Я ушла к себе и растянулась на диване. Хотела в тишине и спокойствии поразмыслить о том, что со мной и вокруг меня происходит в последнее время, но в голове была полная пустота, настоящий космический вакуум. Определенно, звания «Гордость галактики» я была недостойна.
Мамуля возилась на кухне – гремела кастрюльными крышками, шуршала пакетами и стучала ножом. Видимо, по моему совету наспех соображала закуску к водке.
Вообще-то она на диво малопьющий человечек, бокал шампанского в новогоднюю ночь – и все, но походы в издательство меняют ее до неузнаваемости. Сама я никогда там не бывала, но у меня сложилось впечатление, что это полезное учреждение представляет собой нечто среднее между застенками инквизиции и тренировочным центром подготовки космонавтов. Во всяком случае, наш папуля утверждает, что мамуля после посещения издательства имеет такой же вид, как летчик после испытания на многократные перегрузки. А он знает, что говорит, потому что до того, как стать вольным кулинаром, ходил под полковничьими погонами и многое повидал!

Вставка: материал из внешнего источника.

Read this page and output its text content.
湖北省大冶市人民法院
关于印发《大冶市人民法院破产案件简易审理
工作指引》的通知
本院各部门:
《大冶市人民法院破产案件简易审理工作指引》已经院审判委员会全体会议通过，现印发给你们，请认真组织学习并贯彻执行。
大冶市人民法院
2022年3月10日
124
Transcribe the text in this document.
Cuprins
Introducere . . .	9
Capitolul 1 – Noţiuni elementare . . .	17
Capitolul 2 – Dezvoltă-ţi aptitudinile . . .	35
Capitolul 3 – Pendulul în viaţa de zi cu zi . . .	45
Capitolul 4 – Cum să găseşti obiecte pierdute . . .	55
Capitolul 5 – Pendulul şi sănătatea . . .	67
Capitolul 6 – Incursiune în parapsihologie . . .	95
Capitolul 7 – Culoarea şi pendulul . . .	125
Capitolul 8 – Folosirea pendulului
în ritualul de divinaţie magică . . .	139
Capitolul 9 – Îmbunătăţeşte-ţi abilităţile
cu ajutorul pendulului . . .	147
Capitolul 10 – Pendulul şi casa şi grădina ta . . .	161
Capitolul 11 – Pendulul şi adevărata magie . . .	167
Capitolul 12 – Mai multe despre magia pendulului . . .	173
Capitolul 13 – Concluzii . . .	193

Я не стала мешать родительнице снимать стресс доступными средствами и вышла на кухню, только когда мамуля оттуда удалилась. Колбаса и сыр лежали на столе так же, как я их оставила, видимо, закусывала она чем-то другим. Чем именно, выяснилось, когда я заглянула в холодильник: в баночке- солонке, привезенной из аэропорта, сиротливо загибался один-единственный грибочек. Я порадовалась, что хоть он уцелел, стало быть, не зря я старалась, папуля все-таки сможет попробовать вкусные шампиньоны. Вернее, вкусный шампиньон. Надеюсь, одного хватит для дегустации.
Чтобы сыр и колбаса не обижались на отсутствие внимания, я сляпала многослойный бутерброд и устроилась за столом с толстым сандвичем в одной руке и кружкой чая в другой. Трапезничала неторопливо, поглядывая в окошко, – надеялась увидеть возвращающуюся из загадочного загула Трошкину, но так и не увидела. Уже смеркалось, а фонари еще не зажглись, так что я могла просто не заметить тщедушную фигурку подружки.
Чай с бутербродом и мое терпение закончились одновременно. Я уже встала из-за стола, собираясь еще раз сбегать к Алке, но в последний момент вынуждена была изменить свои планы. В прихожей я столкнулась с мамулей.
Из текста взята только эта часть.